NORMAL — The former Mitsubishi Motors North America plant sold for $2.5 million last month — substantially less than its fair market value in January.
Mitsubishi and local taxing bodies had agreed the property was worth $5.9 million for tax purposes, establishing a $17.75 million fair market value. But the automaker sold the plant for a fraction of that, according to McLean County Clerk's Office documents dated June 20.
The sale price could have major implications for local taxing bodies that rely on property taxes from the plant. Those affected most would include McLean County Unit 5 schools, Heartland Community College, Dry Grove Township and the township's road district.
“It would seem there’s going to be a significant diminution of value,” said Bob Kahman, supervisor of assessments for McLean County. “The $2.5 million has to be the most relevant number (for future assessments) because this thing was exposed to the open market.”
MMNA Public Relations Manager Alex Fedorak referred questions about the price to Dan Irvin, who was MMNA general manager of corporate communications and public relations until the plant closed. Irvin, who now works for the town of Normal, said he is "completely in the dark with regard to this matter."
The new owner — Maynards Industries, which includes a United States division located in Southfield, Mich., and Industrial Assets Machinery of Huntington Beach, Calif. — closed on the 2.5 million-square-foot plant on June 1 and is now looking to sell it.
The buyer is listed on county documents as Delaware-based 100 Normal LLC. Steve Mattes, CEO of Industrial Assets Machinery, is listed as president of that company.
Kyle Ham, CEO of the Bloomington-Normal Economic Development Council and chairman of a task force searching for a user for the site, said Thursday he had "nothing new" to say on the process.

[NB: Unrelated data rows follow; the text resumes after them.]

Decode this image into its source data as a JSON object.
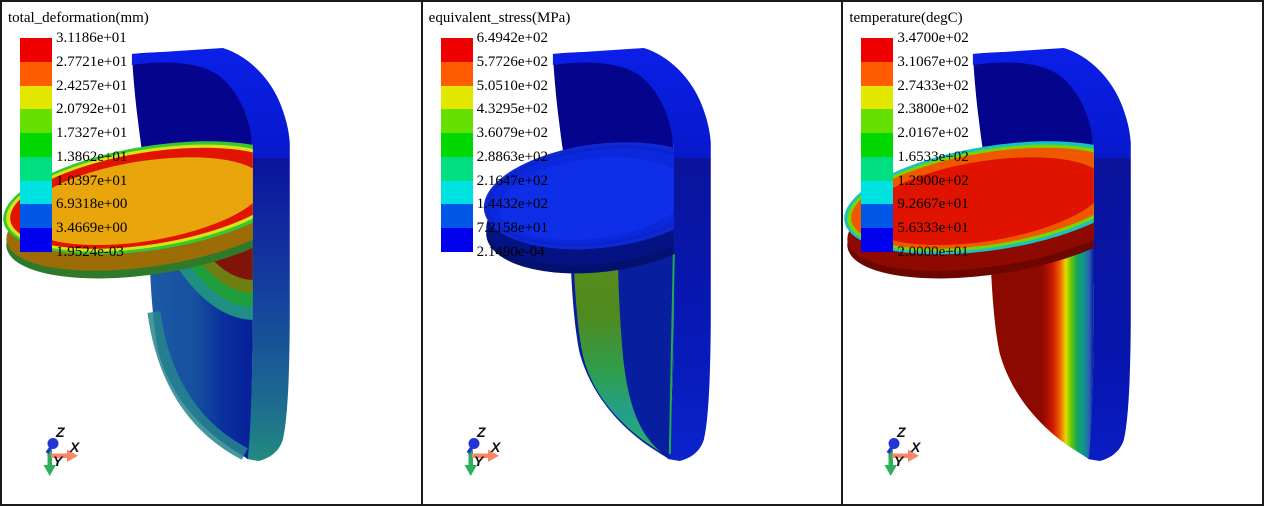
{
  "window": {
    "background": "#ffffff",
    "border_color": "#1a1a1a"
  },
  "colorbar_band_colors": [
    "#ee0000",
    "#ff5c00",
    "#e4e800",
    "#66e000",
    "#00d800",
    "#00df7f",
    "#00e2e2",
    "#0057e8",
    "#0000ee"
  ],
  "triad_colors": {
    "x_axis": "#f8876a",
    "y_axis": "#2fae5e",
    "z_axis": "#2236d6"
  },
  "panels": [
    {
      "name": "total-deformation-view",
      "legend": {
        "title": "total_deformation(mm)",
        "tick_labels": [
          "3.1186e+01",
          "2.7721e+01",
          "2.4257e+01",
          "2.0792e+01",
          "1.7327e+01",
          "1.3862e+01",
          "1.0397e+01",
          "6.9318e+00",
          "3.4669e+00",
          "1.9524e-03"
        ]
      },
      "triad": {
        "z": "Z",
        "x": "X",
        "y": "Y"
      }
    },
    {
      "name": "equivalent-stress-view",
      "legend": {
        "title": "equivalent_stress(MPa)",
        "tick_labels": [
          "6.4942e+02",
          "5.7726e+02",
          "5.0510e+02",
          "4.3295e+02",
          "3.6079e+02",
          "2.8863e+02",
          "2.1647e+02",
          "1.4432e+02",
          "7.2158e+01",
          "2.1490e-04"
        ]
      },
      "triad": {
        "z": "Z",
        "x": "X",
        "y": "Y"
      }
    },
    {
      "name": "temperature-view",
      "legend": {
        "title": "temperature(degC)",
        "tick_labels": [
          "3.4700e+02",
          "3.1067e+02",
          "2.7433e+02",
          "2.3800e+02",
          "2.0167e+02",
          "1.6533e+02",
          "1.2900e+02",
          "9.2667e+01",
          "5.6333e+01",
          "2.0000e+01"
        ]
      },
      "triad": {
        "z": "Z",
        "x": "X",
        "y": "Y"
      }
    }
  ]
}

"We continue to have strong interest from multiple parties," he said.
Maynards handles about 100 plant auctions and liquidations per year, Maynards Industries USA Division President Taso Sofikitis said earlier this month. He added that the size of the Normal plant makes selling it more challenging.
"It takes a unique operator to be able to utilize the whole facility for what it was built for," said Sofikitis.
If Maynards is unable to sell the plant, "we would plan on moving to liquidation of the assets and the facility," said Sofikitis, giving no timetable. "We will sell piecemeal the equipment to various buyers both through private treaty sale and an auction sale."
Mitsubishi laid off most of the plant's 1,200 employees in November after announcing last July it would end production there. The remaining 170 workers lost their jobs June 1.